At New Story, we pride ourselves on being different than traditional nonprofits. This is most seen in our innovations — but it starts with our culture.
Meet Sophia, our director of people & culture at New Story
My name is Sophia O’Rourke, and I’m our Director of People & Culture. I bring more than seven years of experience in the HR field, but when I’m not working, you can find me watching horror movies or assembling my newest LEGO set.
In this post, I’ll share how to:
- Build care and connections as a team
- Stand apart during the interview process
- Manage with an empowering mindset
- Join a community that helps you grow
What are a few examples of New Story operating differently as a culture?
At New Story, caring about our team members isn’t an afterthought; it’s built into everything we do.
Just this week, a team member shared the following with me: “I have never once questioned whether my manager cares about me as a person.”
Y’all, my heart did a happy dance! 💃🏽 This was followed by: “I’m empowered and motivated to do my best work, and I want to create a similar environment for my direct reports.”

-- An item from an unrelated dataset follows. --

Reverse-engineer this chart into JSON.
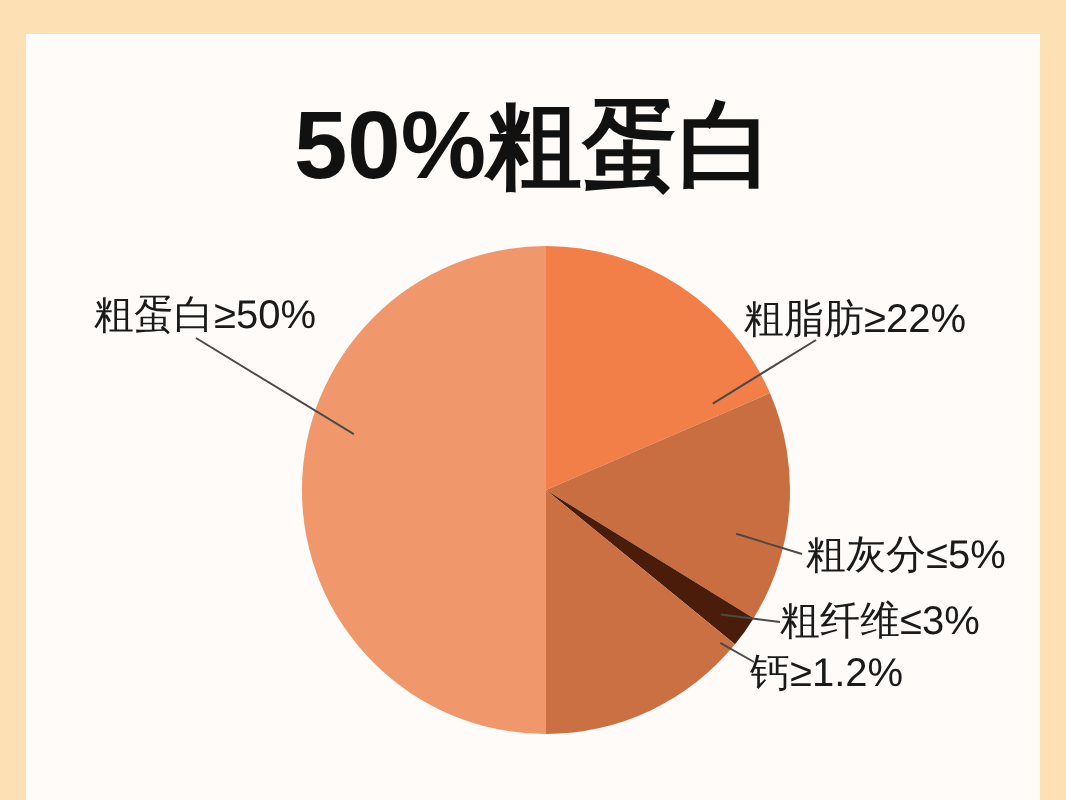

Every week, managers check in with their direct reports, team members check in on one another (we call them Hang10s), and the People & Culture team checks in with a handful of random team members 1:1. Not just professionally, but personally. We dedicate this time to learning more about each other, building connections, and identifying ways we can support and uplift one another.
Through our actions, we are intentionally communicating with our team members that they are more than the work they produce. They are people. Caring for others is not revolutionary, but the impact (the increase in trust, loyalty, motivation, excellence, etc.) certainly can be.
You see A LOT of applications for our roles at New Story. What sets top candidates apart from others?
My technical answer is format and content of the resume. Most candidates list job responsibilities at each job. Top candidates highlight their outcomes/results/impact at each job.
My creative answer is personality and connection to the mission.
One of my favorite ways personality manifests is when a candidate creatively leverages the application format to showcase their strengths. It’s unexpected and above-and-beyond. Example: a copywriter candidate submits a quippy, tailored cover letter. Or a fundraising candidate submits an unsolicited Loom video pitching why they should be interviewed. Or a project manager candidate submits their resume formatted in a Monday.com project board.
I also enjoy when candidates share personal stories regarding why they want to work at New Story. You likely won’t remember the job responsibilities listed in the resume, but you’ll remember the personal stories.
You also invest a lot of time in our managers. What’s a common obstacle you see managers facing these days? How would you advise them to overcome it?
In my seven years within the HR field, I’ve consistently seen new managers default to problem-solving for their direct reports.
New managers are often prior high-performing individual contributors. They solved their own problems as well as the problems that were delegated to them.
When these individuals become managers, they continue doing what they do best — solving the problems presented to them, not realizing they are depriving their direct report of a growth opportunity. So we’ve built this into our manager training at New Story.
During a conflict resolution training session, I coach new managers to exercise discernment first. 1. Listen to the problem. 2. Ask yourself: is this an issue ONLY I can solve? If the answer is “No” (it often is), it’s time to coach that team member and invite them into the problem-solving process.
What are a few of your favorite resources for people looking to improve their team culture?
Start with your team! They will tell you exactly what is working and what needs to improve.
Implement quarterly check-ins, and strive for diversity: involve team members from different departments, at different levels, of varying demographic backgrounds, and prepare a short list of open-ended questions. You’ll be surprised by what you learn.
Join a community and dive in. My all-time favorite community is Resources for Humans (RfH), a Slack community created by the cool humans at Lattice. Engage in Slack conversations, ask questions (how did XX company address XX issue your team member raised in those 1:1s you’re having?), and connect with the HR leaders in the companies you admire.